Hubiera sido paradójico que por obra de gente buena la desgracia golpeara este hogar. No lo permitieron los dioses. Cuando sonó el tiro justiciero, descubrimos que lo disparó un chantajista de poco seso, al que de tarde en tarde el estudio extorsionaba, por principio y para mantener la disciplina. Me pregunto si este breve acto habrá saldado la considerable deuda del doctor Darrés con la gente de mal vivir; aunque a juzgar por lo desorientados que andaban los granujas en los días que liquidamos el estudio, la deuda debía ser mutua; rondaban por la lechería de la esquina, por el garage donde acude cuanto jubilado contiene el barrio, por la misma fonda de la media cuadra, con esa cara de hormigas apabulladas, a quienes pisotearon el hormiguero.
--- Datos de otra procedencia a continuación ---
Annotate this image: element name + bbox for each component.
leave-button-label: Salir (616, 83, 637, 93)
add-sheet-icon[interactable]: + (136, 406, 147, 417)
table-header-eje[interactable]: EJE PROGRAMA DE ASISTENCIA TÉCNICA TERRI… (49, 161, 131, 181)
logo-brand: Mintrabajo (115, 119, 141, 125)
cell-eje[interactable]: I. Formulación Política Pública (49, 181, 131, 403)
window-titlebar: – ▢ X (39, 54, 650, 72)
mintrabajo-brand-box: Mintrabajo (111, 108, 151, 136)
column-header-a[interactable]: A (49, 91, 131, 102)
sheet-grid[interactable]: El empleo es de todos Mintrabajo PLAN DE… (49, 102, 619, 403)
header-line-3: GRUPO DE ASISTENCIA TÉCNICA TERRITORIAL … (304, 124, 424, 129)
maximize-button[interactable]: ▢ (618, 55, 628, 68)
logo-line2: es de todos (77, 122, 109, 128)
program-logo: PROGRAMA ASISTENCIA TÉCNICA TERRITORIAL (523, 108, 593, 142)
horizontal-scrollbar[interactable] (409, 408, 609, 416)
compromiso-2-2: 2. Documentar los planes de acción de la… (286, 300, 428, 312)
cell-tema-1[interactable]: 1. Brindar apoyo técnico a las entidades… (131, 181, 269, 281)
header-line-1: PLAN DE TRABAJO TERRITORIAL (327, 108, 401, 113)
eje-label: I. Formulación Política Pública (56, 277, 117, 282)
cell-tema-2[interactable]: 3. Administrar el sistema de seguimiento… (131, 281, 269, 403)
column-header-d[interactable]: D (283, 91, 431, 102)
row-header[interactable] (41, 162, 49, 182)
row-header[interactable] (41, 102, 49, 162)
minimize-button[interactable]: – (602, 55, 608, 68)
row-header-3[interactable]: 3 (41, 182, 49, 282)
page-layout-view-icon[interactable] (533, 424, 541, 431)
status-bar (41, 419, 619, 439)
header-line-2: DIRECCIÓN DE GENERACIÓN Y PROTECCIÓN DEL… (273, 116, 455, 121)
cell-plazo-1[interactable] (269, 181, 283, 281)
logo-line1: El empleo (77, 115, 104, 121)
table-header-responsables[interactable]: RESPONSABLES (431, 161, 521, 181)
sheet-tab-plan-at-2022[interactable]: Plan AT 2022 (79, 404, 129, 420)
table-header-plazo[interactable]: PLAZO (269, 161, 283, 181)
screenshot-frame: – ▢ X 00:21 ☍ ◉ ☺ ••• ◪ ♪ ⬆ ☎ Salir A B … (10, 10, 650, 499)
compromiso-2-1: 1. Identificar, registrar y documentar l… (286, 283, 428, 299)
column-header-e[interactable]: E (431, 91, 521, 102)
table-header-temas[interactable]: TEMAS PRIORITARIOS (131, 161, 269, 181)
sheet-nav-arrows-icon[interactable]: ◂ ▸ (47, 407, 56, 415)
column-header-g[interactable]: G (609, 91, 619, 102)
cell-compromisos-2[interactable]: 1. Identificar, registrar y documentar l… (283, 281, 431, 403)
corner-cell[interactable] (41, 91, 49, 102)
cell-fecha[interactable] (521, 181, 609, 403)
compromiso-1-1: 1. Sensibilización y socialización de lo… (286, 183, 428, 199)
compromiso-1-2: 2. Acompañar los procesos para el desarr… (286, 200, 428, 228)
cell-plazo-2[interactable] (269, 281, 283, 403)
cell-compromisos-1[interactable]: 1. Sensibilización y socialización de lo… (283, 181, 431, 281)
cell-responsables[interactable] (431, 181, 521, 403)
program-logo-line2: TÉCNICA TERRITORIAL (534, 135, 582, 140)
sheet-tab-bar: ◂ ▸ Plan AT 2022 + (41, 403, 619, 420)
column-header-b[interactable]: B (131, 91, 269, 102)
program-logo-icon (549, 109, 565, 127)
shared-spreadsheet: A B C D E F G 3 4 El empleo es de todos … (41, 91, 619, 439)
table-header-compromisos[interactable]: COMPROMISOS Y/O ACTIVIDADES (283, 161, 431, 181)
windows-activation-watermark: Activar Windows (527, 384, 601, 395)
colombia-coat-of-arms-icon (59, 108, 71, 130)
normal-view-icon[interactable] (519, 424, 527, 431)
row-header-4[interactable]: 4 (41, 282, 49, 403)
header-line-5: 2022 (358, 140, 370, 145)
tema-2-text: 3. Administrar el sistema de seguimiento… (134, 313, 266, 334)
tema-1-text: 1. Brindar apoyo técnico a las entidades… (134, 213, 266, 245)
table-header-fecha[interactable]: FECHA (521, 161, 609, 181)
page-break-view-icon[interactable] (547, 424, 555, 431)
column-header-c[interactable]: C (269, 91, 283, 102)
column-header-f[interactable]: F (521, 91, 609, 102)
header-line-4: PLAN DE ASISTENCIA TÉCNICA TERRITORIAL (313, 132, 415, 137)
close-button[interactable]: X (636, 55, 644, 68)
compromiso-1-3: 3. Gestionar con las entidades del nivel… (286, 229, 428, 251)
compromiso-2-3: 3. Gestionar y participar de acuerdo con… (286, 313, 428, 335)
Desde luego asistí al velorio. La señora me dijo que su marido siempre me miró con aprecio. Iluminaba, probablemente, la escena, el mágico nimbo de una herencia de millones, pues me sorprendí meditando que en la casa faltaría un hombre; encontré que las hijas no eran tan desabridas y me vinieron a la memoria las últimas palabras que el viejo hipó entre mis brazos, cuando lo tenía medio reclinado en el suelo, contra la jaula del ascensor: «No abandone a mis palomas» (acaso por afectación de apego, llamaba así a las mujeres de su familia).